What muscles does cat cow work?
Cat cow dynamically mobilizes the erector spinae, rectus abdominis, and the muscles along the entire spinal column. The cow phase activates the back extensors and stretches the abdominals. The cat phase activates the abdominals and stretches the back extensors. Assisting structures include the serratus anterior, rhomboids, and hip flexors, all of which support the segmental wave pattern. It's primarily a mobility exercise rather than a strength exercise.
How many cat cow stretches should I do?
8 to 12 reps (one full cat plus one full cow equals one rep) is standard. For warm-ups, 2 sets of 10 works great. For a quick desk break, even 5 to 6 slow reps can meaningfully reduce stiffness. The key is moving slowly enough that each vertebra participates.

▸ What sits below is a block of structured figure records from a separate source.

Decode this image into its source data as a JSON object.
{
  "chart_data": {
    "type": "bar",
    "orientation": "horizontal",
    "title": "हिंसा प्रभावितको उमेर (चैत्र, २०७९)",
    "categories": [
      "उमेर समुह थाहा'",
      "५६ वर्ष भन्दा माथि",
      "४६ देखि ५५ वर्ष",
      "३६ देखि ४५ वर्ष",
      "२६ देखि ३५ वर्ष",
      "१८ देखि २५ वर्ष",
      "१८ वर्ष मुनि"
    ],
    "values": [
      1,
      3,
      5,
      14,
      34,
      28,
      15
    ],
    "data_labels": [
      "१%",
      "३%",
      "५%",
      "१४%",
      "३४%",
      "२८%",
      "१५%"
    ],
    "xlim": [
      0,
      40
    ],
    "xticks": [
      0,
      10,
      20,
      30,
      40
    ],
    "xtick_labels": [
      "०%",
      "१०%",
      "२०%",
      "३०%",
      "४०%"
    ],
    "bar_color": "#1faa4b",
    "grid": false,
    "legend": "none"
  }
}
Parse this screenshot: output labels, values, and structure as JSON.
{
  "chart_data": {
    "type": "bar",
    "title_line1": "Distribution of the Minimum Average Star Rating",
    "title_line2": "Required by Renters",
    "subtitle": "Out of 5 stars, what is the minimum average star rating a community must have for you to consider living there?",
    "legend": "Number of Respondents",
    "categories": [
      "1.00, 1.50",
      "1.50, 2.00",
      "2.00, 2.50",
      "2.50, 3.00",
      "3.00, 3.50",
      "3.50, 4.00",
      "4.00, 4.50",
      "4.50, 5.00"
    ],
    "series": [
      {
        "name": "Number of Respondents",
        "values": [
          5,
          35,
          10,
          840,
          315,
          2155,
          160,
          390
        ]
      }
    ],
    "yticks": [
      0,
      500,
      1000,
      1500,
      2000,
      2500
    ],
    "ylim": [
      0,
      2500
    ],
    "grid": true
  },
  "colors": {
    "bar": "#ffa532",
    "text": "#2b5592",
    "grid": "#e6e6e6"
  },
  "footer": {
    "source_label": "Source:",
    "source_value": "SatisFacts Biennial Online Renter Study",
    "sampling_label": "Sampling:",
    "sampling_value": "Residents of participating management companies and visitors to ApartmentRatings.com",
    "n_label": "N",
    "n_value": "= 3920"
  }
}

Can I do cat cow every day?
Yes. Cat cow is one of the few exercises universally recommended for daily practice. It's low-intensity, minimal injury risk when performed in a comfortable range, and the benefits accumulate with consistency. Many physical therapists recommend doing it first thing in the morning, when the spinal discs are most hydrated and stiff, and after prolonged sitting.
What's the difference between cat cow and bird dog?
Cat cow is a spinal mobility exercise that moves through flexion and extension. Bird dog is a core stability exercise that challenges you to maintain a neutral spine while extending opposite arm and leg. They start from the same tabletop position but serve different purposes: mobility versus stability. Both are excellent for spinal health, and they pair well together. Cat cow first to mobilize, then bird dog to stabilize.